Betaine serves as a methyl donor in a reaction converting homocysteine to methionine. It is commonly used for the treatment of hyperhomocysteinemia in humans, which indicates it may be associated with reduced risk of atherosclerosis. However, there have been few data regarding its vascular effect. To investigate the effect of betaine supplementation on atherosclerotic lesion in apolipoprotein (apo) E-deficient mice. Four groups of apoE-deficient mice were fed AIN-93G diets supplemented with 0, 1, 2, or 4 g betaine/100 g diet (no, 1, 2, and 4% betaine, respectively). Wild-type C57BL/6 J mice were fed AIN-93G diet (wild-type). Mice were sacrificed after 0, 7, or 14 weeks of the experimental diets. Atherosclerotic lesion area in the aortic sinus, levels of tumor necrosis factor (TNF)-alpha and monocyte chemoattractant protein (MCP)-1 in aorta and serum, serum lipids, and methylation status of TNF-alpha promoter in aorta were determined. Linear regression analysis showed that the higher dose of betaine was related to smaller atherosclerotic lesion area (beta = -11.834, P < 0.001). Compared with no-betaine mice after 14 weeks, mice receiving 1%, 2%, or 4% betaine had 10.8, 41, and 37% smaller lesion area, respectively. Betaine supplementation also reduced aortic expression of TNF-alpha in a dose-dependent way in four groups of apoE-deficient mice, and Pearson correlation revealed that atherosclerotic lesion area was positively associated with aortic TNF-alpha level (r = 0.777, P < 0.001).

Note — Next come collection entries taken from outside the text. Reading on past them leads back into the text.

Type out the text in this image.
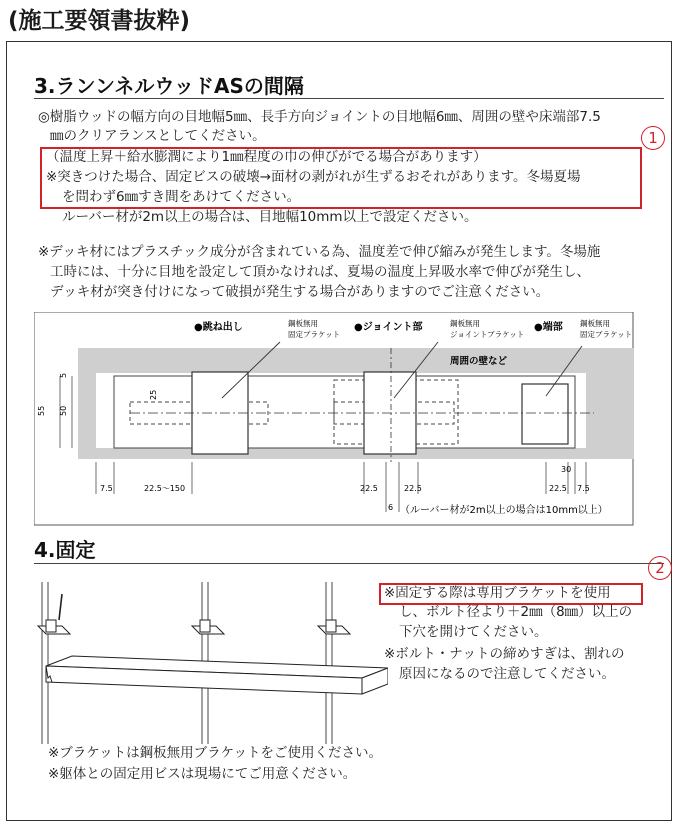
(施工要領書抜粋)
3.ランンネルウッドASの間隔
◎樹脂ウッドの幅方向の目地幅5㎜、長手方向ジョイントの目地幅6㎜、周囲の壁や床端部7.5
㎜のクリアランスとしてください。
（温度上昇＋給水膨潤により1㎜程度の巾の伸びがでる場合があります）
※突きつけた場合、固定ビスの破壊→面材の剥がれが生ずるおそれがあります。冬場夏場
を問わず6㎜すき間をあけてください。
ルーバー材が2m以上の場合は、目地幅10mm以上で設定ください。
1
※デッキ材にはプラスチック成分が含まれている為、温度差で伸び縮みが発生します。冬場施
工時には、十分に目地を設定して頂かなければ、夏場の温度上昇吸水率で伸びが発生し、
デッキ材が突き付けになって破損が発生する場合がありますのでご注意ください。
●跳ね出し	鋼板無用
固定ブラケット
●ジョイント部	鋼板無用
ジョイントブラケット
●端部 鋼板無用
固定ブラケット
周囲の壁など
55 50
5
25
30
6
7.5	22.5〜150	22.5	22.5	22.5 7.5
（ルーバー材が2m以上の場合は10mm以上）
4.固定
2
※固定する際は専用ブラケットを使用
し、ボルト径より＋2㎜（8㎜）以上の
下穴を開けてください。
※ボルト・ナットの締めすぎは、割れの
原因になるので注意してください。
※ブラケットは鋼板無用ブラケットをご使用ください。
※躯体との固定用ビスは現場にてご用意ください。
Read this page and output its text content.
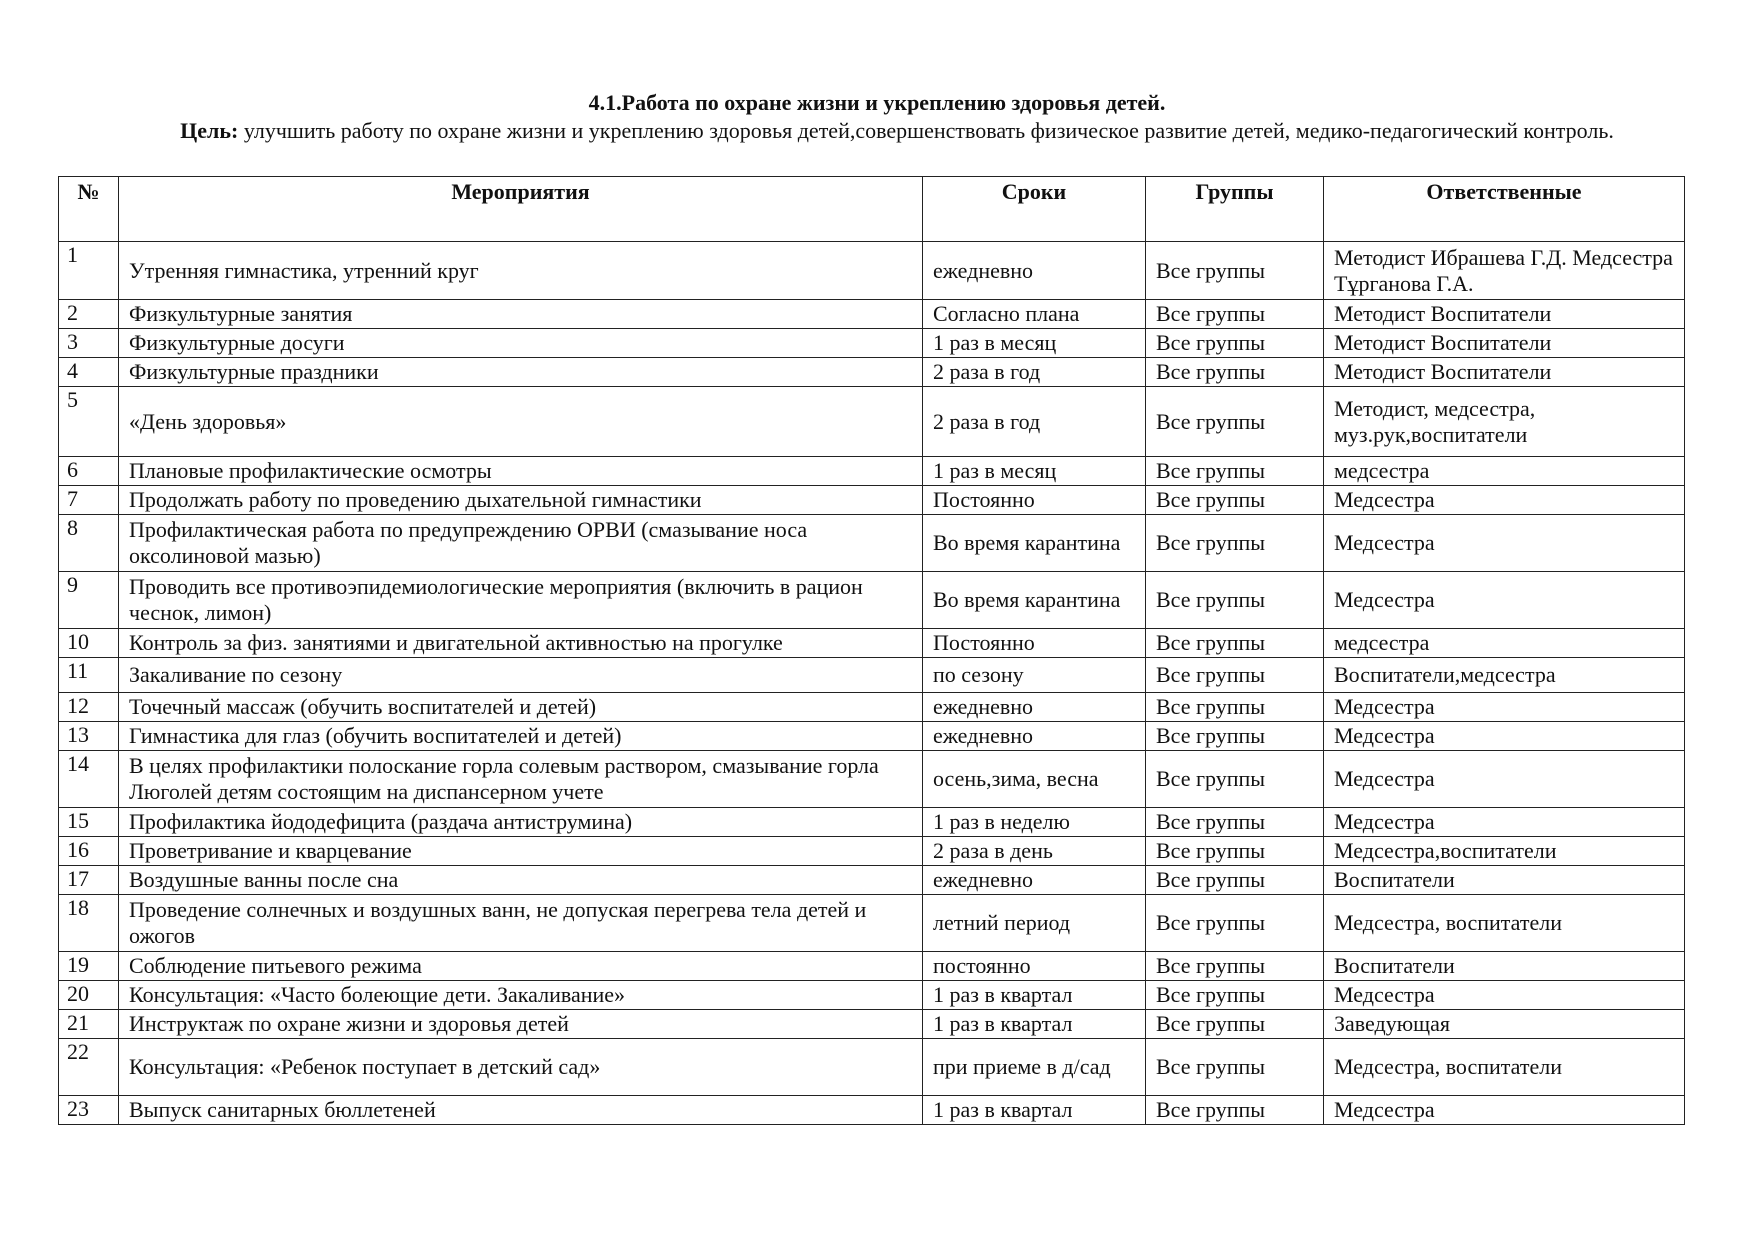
4.1.Работа по охране жизни и укреплению здоровья детей.
Цель: улучшить работу по охране жизни и укреплению здоровья детей,совершенствовать физическое развитие детей, медико-педагогический контроль.
№	Мероприятия	Сроки	Группы	Ответственные
1	Утренняя гимнастика, утренний круг	ежедневно	Все группы	Методист Ибрашева Г.Д. Медсестра Тұрганова Г.А.
2	Физкультурные занятия	Согласно плана	Все группы	Методист Воспитатели
3	Физкультурные досуги	1 раз в месяц	Все группы	Методист Воспитатели
4	Физкультурные праздники	2 раза в год	Все группы	Методист Воспитатели
5	«День здоровья»	2 раза в год	Все группы	Методист, медсестра, муз.рук,воспитатели
6	Плановые профилактические осмотры	1 раз в месяц	Все группы	медсестра
7	Продолжать работу по проведению дыхательной гимнастики	Постоянно	Все группы	Медсестра
8	Профилактическая работа по предупреждению ОРВИ (смазывание носа оксолиновой мазью)	Во время карантина	Все группы	Медсестра
9	Проводить все противоэпидемиологические мероприятия (включить в рацион чеснок, лимон)	Во время карантина	Все группы	Медсестра
10	Контроль за физ. занятиями и двигательной активностью на прогулке	Постоянно	Все группы	медсестра
11	Закаливание по сезону	по сезону	Все группы	Воспитатели,медсестра
12	Точечный массаж (обучить воспитателей и детей)	ежедневно	Все группы	Медсестра
13	Гимнастика для глаз (обучить воспитателей и детей)	ежедневно	Все группы	Медсестра
14	В целях профилактики полоскание горла солевым раствором, смазывание горла Люголей детям состоящим на диспансерном учете	осень,зима, весна	Все группы	Медсестра
15	Профилактика йододефицита (раздача антиструмина)	1 раз в неделю	Все группы	Медсестра
16	Проветривание и кварцевание	2 раза в день	Все группы	Медсестра,воспитатели
17	Воздушные ванны после сна	ежедневно	Все группы	Воспитатели
18	Проведение солнечных и воздушных ванн, не допуская перегрева тела детей и ожогов	летний период	Все группы	Медсестра, воспитатели
19	Соблюдение питьевого режима	постоянно	Все группы	Воспитатели
20	Консультация: «Часто болеющие дети. Закаливание»	1 раз в квартал	Все группы	Медсестра
21	Инструктаж по охране жизни и здоровья детей	1 раз в квартал	Все группы	Заведующая
22	Консультация: «Ребенок поступает в детский сад»	при приеме в д/сад	Все группы	Медсестра, воспитатели
23	Выпуск санитарных бюллетеней	1 раз в квартал	Все группы	Медсестра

Although serum TNF-alpha levels were lower in betaine-supplemented mice than in no-betaine mice after fourteen weeks of treatment (P < 0.001), we did not observe a significant dosage effect (P = 0.11). However, methylation level of TNF-alpha promoter did not differ among groups at any time. In this study, apoE-deficient mice receiving betaine supplementation for 14 weeks had higher concentrations of serum total cholesterol (P < 0.01), LDL cholesterol (P < 0.05), and lower body weight (P < 0.05) than no-betaine mice. These data suggest that despite exacerbating hyperlipidemia in apoE-deficient mice, betaine may exert its anti-atherogenic effect by inhibiting aortic inflammatory response mediated by TNF-alpha.